DR EISENBERGER: Cabazitaxel is associated with an incidence of neutropenic fever at the 25 mg/m2 of about close to 9%. And it’s actually being observed in the current trial as well. So, what I do is, intuitively, if I had a patient who’s received extensive prior chemotherapies, he had extensive disease, already shows some signs of bone marrow failure or had some incidents of neutropenia, received prior radiation therapy, if they’re getting the 25 mg/m2 dose, then I would give him the growth factor associated with treatment up front.
DR LOVE: How about age?
DR EISENBERGER: Not necessarily. I don’t think age is necessarily a risk factor. I mean, we do see today patients with castrate-resistant disease who don’t have a lot of disease and haven’t received a lot of prior chemotherapy and they’re otherwise not high risk, and they tolerate chemotherapy quite well. I would wait to see what happens after 1 cycle.
DR LOVE: So what’s the current question you’d like to see the group address?
DR EISENBERGER: What would you predict for response to cabazitaxel? Are we in a position to actually choose a treatment with chemotherapy or no chemotherapy based on the data that we have available?
It’d be interesting to see what the group feels. When do they use cabazitaxel? Any other chemotherapy regimen as second-line following docetaxel?
DR SLOVIN: A lot depends on whether or not patients who have had docetaxel have significant neuropathy, because if they have neuropathy I can’t put them on cabazi because they’re just preemptive. I haven’t used mitoxantrone in a very long time, but what I will do for some of these people, if there’s no clinical trial available — but if there is one, let’s say, with XL184, that would be my next choice. But if not available then I would be considering a weekly treatment with carboplatin, either alone or in combination with others. It all depends on the neuropathy, because a lot of what we do are microtubular inhibitors these days, even the antibody-drug conjugates that we have now. ASG-5ME has a taxane or microtubular inhibitor in there, too.
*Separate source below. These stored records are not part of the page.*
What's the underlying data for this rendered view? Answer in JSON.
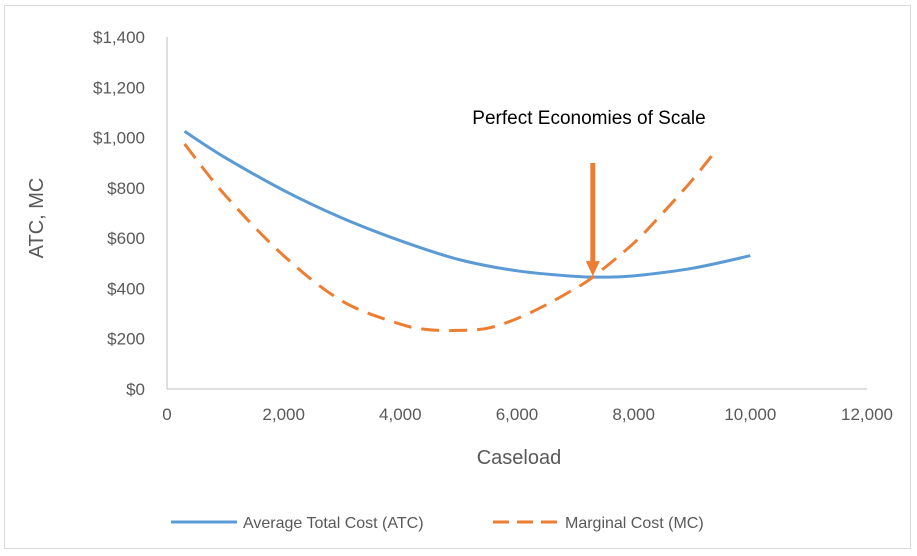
{
  "chart_data": {
    "type": "line",
    "title": "",
    "xlabel": "Caseload",
    "ylabel": "ATC, MC",
    "xlim": [
      0,
      12000
    ],
    "ylim": [
      0,
      1400
    ],
    "xticks": [
      0,
      2000,
      4000,
      6000,
      8000,
      10000,
      12000
    ],
    "xtick_labels": [
      "0",
      "2,000",
      "4,000",
      "6,000",
      "8,000",
      "10,000",
      "12,000"
    ],
    "yticks": [
      0,
      200,
      400,
      600,
      800,
      1000,
      1200,
      1400
    ],
    "ytick_labels": [
      "$0",
      "$200",
      "$400",
      "$600",
      "$800",
      "$1,000",
      "$1,200",
      "$1,400"
    ],
    "grid": false,
    "legend_position": "bottom",
    "series": [
      {
        "name": "Average Total Cost (ATC)",
        "color": "#5b9bd5",
        "style": "solid",
        "x": [
          300,
          1000,
          2000,
          3000,
          4000,
          5000,
          6000,
          7000,
          7500,
          8000,
          9000,
          10000
        ],
        "y": [
          1025,
          920,
          790,
          680,
          590,
          515,
          470,
          448,
          445,
          450,
          480,
          530
        ]
      },
      {
        "name": "Marginal Cost (MC)",
        "color": "#ed7d31",
        "style": "dashed",
        "x": [
          300,
          1000,
          2000,
          3000,
          4000,
          4500,
          5000,
          5500,
          6000,
          6500,
          7000,
          7300,
          8000,
          8500,
          9000,
          9400
        ],
        "y": [
          975,
          770,
          530,
          350,
          258,
          236,
          233,
          242,
          280,
          335,
          400,
          445,
          580,
          700,
          830,
          945
        ]
      }
    ],
    "annotations": [
      {
        "text": "Perfect Economies of Scale",
        "arrow_x": 7300,
        "arrow_y": 445,
        "color": "#ed7d31"
      }
    ]
  }
}
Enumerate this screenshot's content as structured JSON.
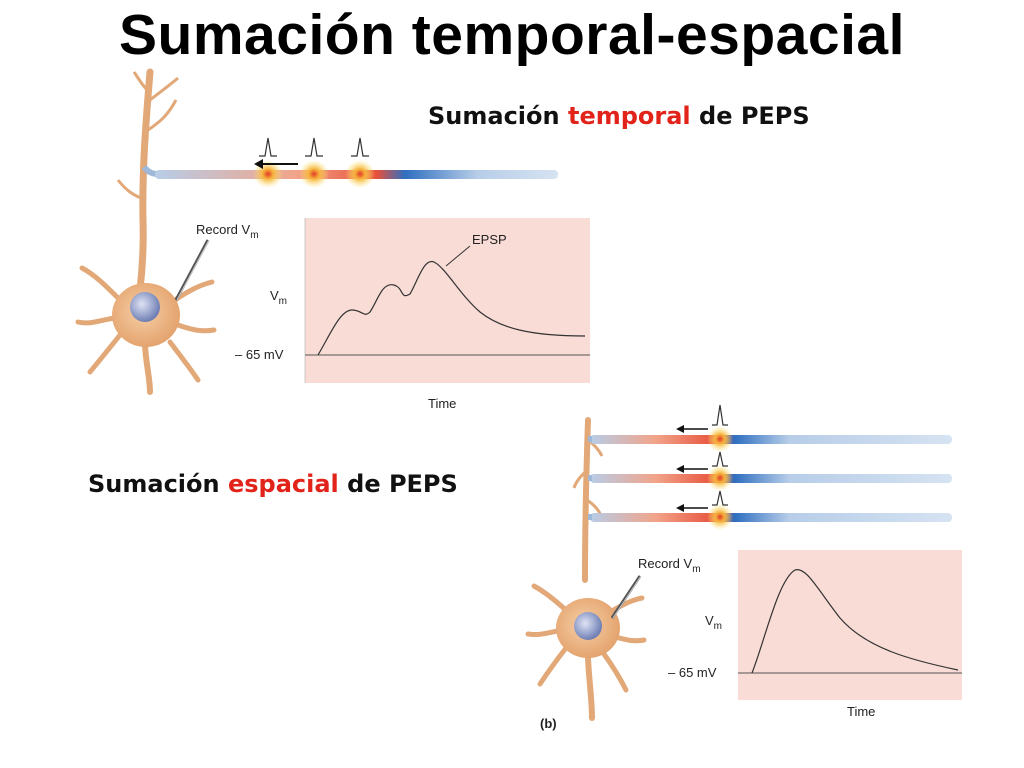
{
  "title": "Sumación temporal-espacial",
  "temporal_heading": {
    "pre": "Sumación ",
    "highlight": "temporal",
    "post": " de PEPS"
  },
  "spatial_heading": {
    "pre": "Sumación ",
    "highlight": "espacial",
    "post": " de PEPS"
  },
  "panel_a": {
    "record_label": "Record V",
    "record_sub": "m",
    "y_label": "V",
    "y_sub": "m",
    "baseline_label": "– 65 mV",
    "x_label": "Time",
    "annotation": "EPSP"
  },
  "panel_b": {
    "record_label": "Record V",
    "record_sub": "m",
    "y_label": "V",
    "y_sub": "m",
    "baseline_label": "– 65 mV",
    "x_label": "Time",
    "panel_label": "(b)"
  },
  "colors": {
    "accent": "#e2231a",
    "graph_bg": "#f9dcd6",
    "neuron": "#eab98a",
    "axon": "#a9c4e4",
    "soma_nucleus": "#8e9cc8"
  }
}
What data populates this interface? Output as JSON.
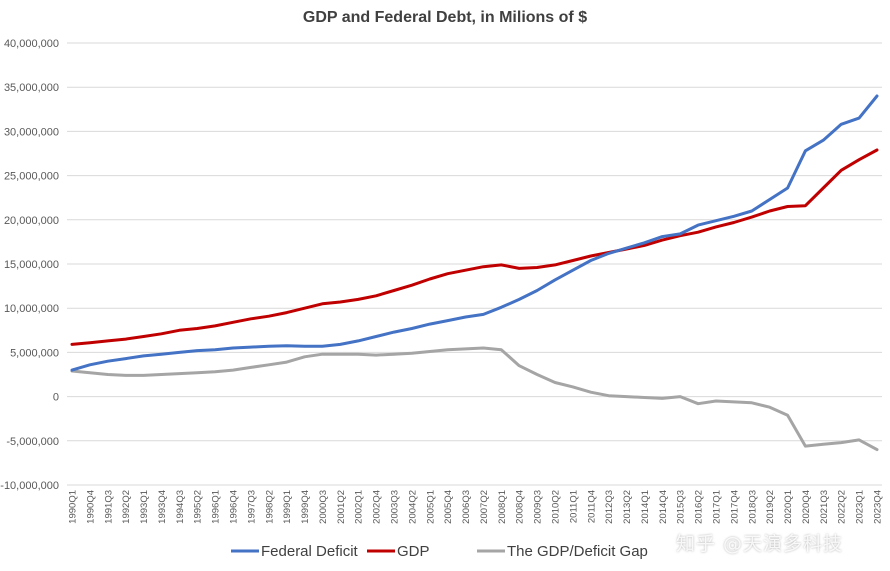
{
  "chart_data": {
    "type": "line",
    "title": "GDP and Federal Debt, in Milions of $",
    "ylim": [
      -10000000,
      40000000
    ],
    "y_ticks": [
      {
        "value": 40000000,
        "label": "40,000,000"
      },
      {
        "value": 35000000,
        "label": "35,000,000"
      },
      {
        "value": 30000000,
        "label": "30,000,000"
      },
      {
        "value": 25000000,
        "label": "25,000,000"
      },
      {
        "value": 20000000,
        "label": "20,000,000"
      },
      {
        "value": 15000000,
        "label": "15,000,000"
      },
      {
        "value": 10000000,
        "label": "10,000,000"
      },
      {
        "value": 5000000,
        "label": "5,000,000"
      },
      {
        "value": 0,
        "label": "0"
      },
      {
        "value": -5000000,
        "label": "-5,000,000"
      },
      {
        "value": -10000000,
        "label": "-10,000,000"
      }
    ],
    "grid": true,
    "legend": "bottom",
    "x_labels": [
      "1990Q1",
      "1990Q4",
      "1991Q3",
      "1992Q2",
      "1993Q1",
      "1993Q4",
      "1994Q3",
      "1995Q2",
      "1996Q1",
      "1996Q4",
      "1997Q3",
      "1998Q2",
      "1999Q1",
      "1999Q4",
      "2000Q3",
      "2001Q2",
      "2002Q1",
      "2002Q4",
      "2003Q3",
      "2004Q2",
      "2005Q1",
      "2005Q4",
      "2006Q3",
      "2007Q2",
      "2008Q1",
      "2008Q4",
      "2009Q3",
      "2010Q2",
      "2011Q1",
      "2011Q4",
      "2012Q3",
      "2013Q2",
      "2014Q1",
      "2014Q4",
      "2015Q3",
      "2016Q2",
      "2017Q1",
      "2017Q4",
      "2018Q3",
      "2019Q2",
      "2020Q1",
      "2020Q4",
      "2021Q3",
      "2022Q2",
      "2023Q1",
      "2023Q4"
    ],
    "series": [
      {
        "name": "Federal Deficit",
        "color": "#4472C4",
        "values": [
          3000000,
          3600000,
          4000000,
          4300000,
          4600000,
          4800000,
          5000000,
          5200000,
          5300000,
          5500000,
          5600000,
          5700000,
          5750000,
          5700000,
          5700000,
          5900000,
          6300000,
          6800000,
          7300000,
          7700000,
          8200000,
          8600000,
          9000000,
          9300000,
          10100000,
          11000000,
          12000000,
          13200000,
          14300000,
          15400000,
          16200000,
          16800000,
          17400000,
          18100000,
          18400000,
          19400000,
          19900000,
          20400000,
          21000000,
          22300000,
          23600000,
          27800000,
          29000000,
          30800000,
          31500000,
          34000000
        ]
      },
      {
        "name": "GDP",
        "color": "#C00000",
        "values": [
          5900000,
          6100000,
          6300000,
          6500000,
          6800000,
          7100000,
          7500000,
          7700000,
          8000000,
          8400000,
          8800000,
          9100000,
          9500000,
          10000000,
          10500000,
          10700000,
          11000000,
          11400000,
          12000000,
          12600000,
          13300000,
          13900000,
          14300000,
          14700000,
          14900000,
          14500000,
          14600000,
          14900000,
          15400000,
          15900000,
          16300000,
          16700000,
          17100000,
          17700000,
          18200000,
          18600000,
          19200000,
          19700000,
          20300000,
          21000000,
          21500000,
          21600000,
          23600000,
          25600000,
          26800000,
          27900000
        ]
      },
      {
        "name": "The GDP/Deficit Gap",
        "color": "#A5A5A5",
        "values": [
          2900000,
          2700000,
          2500000,
          2400000,
          2400000,
          2500000,
          2600000,
          2700000,
          2800000,
          3000000,
          3300000,
          3600000,
          3900000,
          4500000,
          4800000,
          4800000,
          4800000,
          4700000,
          4800000,
          4900000,
          5100000,
          5300000,
          5400000,
          5500000,
          5300000,
          3500000,
          2500000,
          1600000,
          1100000,
          500000,
          100000,
          0,
          -100000,
          -200000,
          0,
          -800000,
          -500000,
          -600000,
          -700000,
          -1200000,
          -2100000,
          -5600000,
          -5400000,
          -5200000,
          -4900000,
          -6000000
        ]
      }
    ]
  },
  "watermark": "知乎 @天演多科技"
}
DR SARTOR: It’s interesting. In the TROPIC trial, there were a couple of things — and this is a forest plot analysis, which is retrospective. But for patients who progressed very rapidly on docetaxel, they really did not do very well on cabazitaxel either. On the other hand, for patients who seemed to have been on a long duration of the docetaxel and then they progressed, and then they went on the cabazitaxel, they actually did quite well. So one might be able to risk-stratify patients a bit by the durability of their initial treatment with docetaxel. And the patients who do well on chemo, turns out you can switch them over to another chemo and do pretty well. And I think this is a bit analogous to the hormonal therapies, that the patients who do well on 1 hormone might do well on another. But it’s a little more limited subset, of course, because you have to have a good performance status and you’ve got to monitor, and you do have to be aware of the neutropenic issues, et cetera.